3. Expert Capacity: Setting a Maximum Limit
Load balancing and auxiliary loss help, but we need one more safeguard. We need to prevent one expert from receiving too many tokens—from hogging the limelight.
The Expert Capacity acts as a hard limit: it defines the maximum number of tokens a single expert can process in one batch.
The calculation for the capacity is:
$$ \text{Expert Capacity} = \frac{\text{Tokens per Batch}}{\text{Number of Experts}} \times \text{Capacity Factor} $$
3.1 Understanding the Capacity Factor
The Capacity Factor is a multiplier:
- If the Capacity Factor is 1.0, every expert gets exactly an equal share of the tokens.
- If the Capacity Factor is greater than 1.0 (like 1.25 or 1.5), it gives experts a little extra room to handle more tokens than their fair share. This is common because MoE routing is not always perfectly equal.
- If the Capacity Factor is less than 1.0, some tokens must be dropped because there is not enough capacity for all of them.
By setting a capacity, we ensure that no single expert can receive, for example, four times the normal number of tokens in one batch, forcing better distribution. This guardrail increases stability during training.
Summary
You have now learned the three crucial steps for balancing experts in MoE training:
- Auxiliary Loss: Ensures that the importance scores of experts are similar.
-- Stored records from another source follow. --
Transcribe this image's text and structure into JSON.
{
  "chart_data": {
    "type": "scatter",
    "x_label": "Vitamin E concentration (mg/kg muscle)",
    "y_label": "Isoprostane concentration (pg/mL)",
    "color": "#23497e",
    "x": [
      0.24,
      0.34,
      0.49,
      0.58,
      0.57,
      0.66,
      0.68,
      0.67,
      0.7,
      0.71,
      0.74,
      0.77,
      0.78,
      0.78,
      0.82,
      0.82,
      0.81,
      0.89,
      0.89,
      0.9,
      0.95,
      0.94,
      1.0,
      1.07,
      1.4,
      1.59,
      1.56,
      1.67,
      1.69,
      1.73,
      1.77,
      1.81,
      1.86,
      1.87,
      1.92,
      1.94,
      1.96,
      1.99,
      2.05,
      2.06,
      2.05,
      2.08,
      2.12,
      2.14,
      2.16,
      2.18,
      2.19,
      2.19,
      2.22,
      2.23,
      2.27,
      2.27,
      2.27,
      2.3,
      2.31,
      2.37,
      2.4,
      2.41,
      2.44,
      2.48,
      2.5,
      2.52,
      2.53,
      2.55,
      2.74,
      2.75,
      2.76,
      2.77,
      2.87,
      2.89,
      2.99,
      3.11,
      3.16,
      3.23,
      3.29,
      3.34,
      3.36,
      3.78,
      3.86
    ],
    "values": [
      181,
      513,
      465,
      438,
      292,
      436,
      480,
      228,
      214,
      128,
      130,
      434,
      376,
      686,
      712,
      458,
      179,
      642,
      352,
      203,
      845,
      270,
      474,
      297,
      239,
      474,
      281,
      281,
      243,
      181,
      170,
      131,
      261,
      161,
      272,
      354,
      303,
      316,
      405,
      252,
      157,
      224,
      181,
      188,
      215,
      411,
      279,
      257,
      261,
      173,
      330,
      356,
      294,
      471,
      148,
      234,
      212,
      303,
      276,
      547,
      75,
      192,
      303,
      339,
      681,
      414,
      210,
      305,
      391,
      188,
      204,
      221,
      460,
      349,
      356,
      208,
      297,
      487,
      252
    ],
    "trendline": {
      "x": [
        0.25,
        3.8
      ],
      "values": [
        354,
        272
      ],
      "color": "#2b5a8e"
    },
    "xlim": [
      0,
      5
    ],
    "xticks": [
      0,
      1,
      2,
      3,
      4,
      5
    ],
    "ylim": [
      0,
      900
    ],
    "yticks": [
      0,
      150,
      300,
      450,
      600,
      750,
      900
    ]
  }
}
- Load Balancing Loss: Ensures that the actual fraction of tokens routed to experts is uniform.
- Capacity Factor: Sets a maximum limit on tokens per expert to prevent extreme imbalance.
These foundational concepts are essential. In the next parts of this series, we will study the specific innovations that DeepSeek used based on these principles, such as shared experts and fine-grain expert segmentation. Keep learning and building!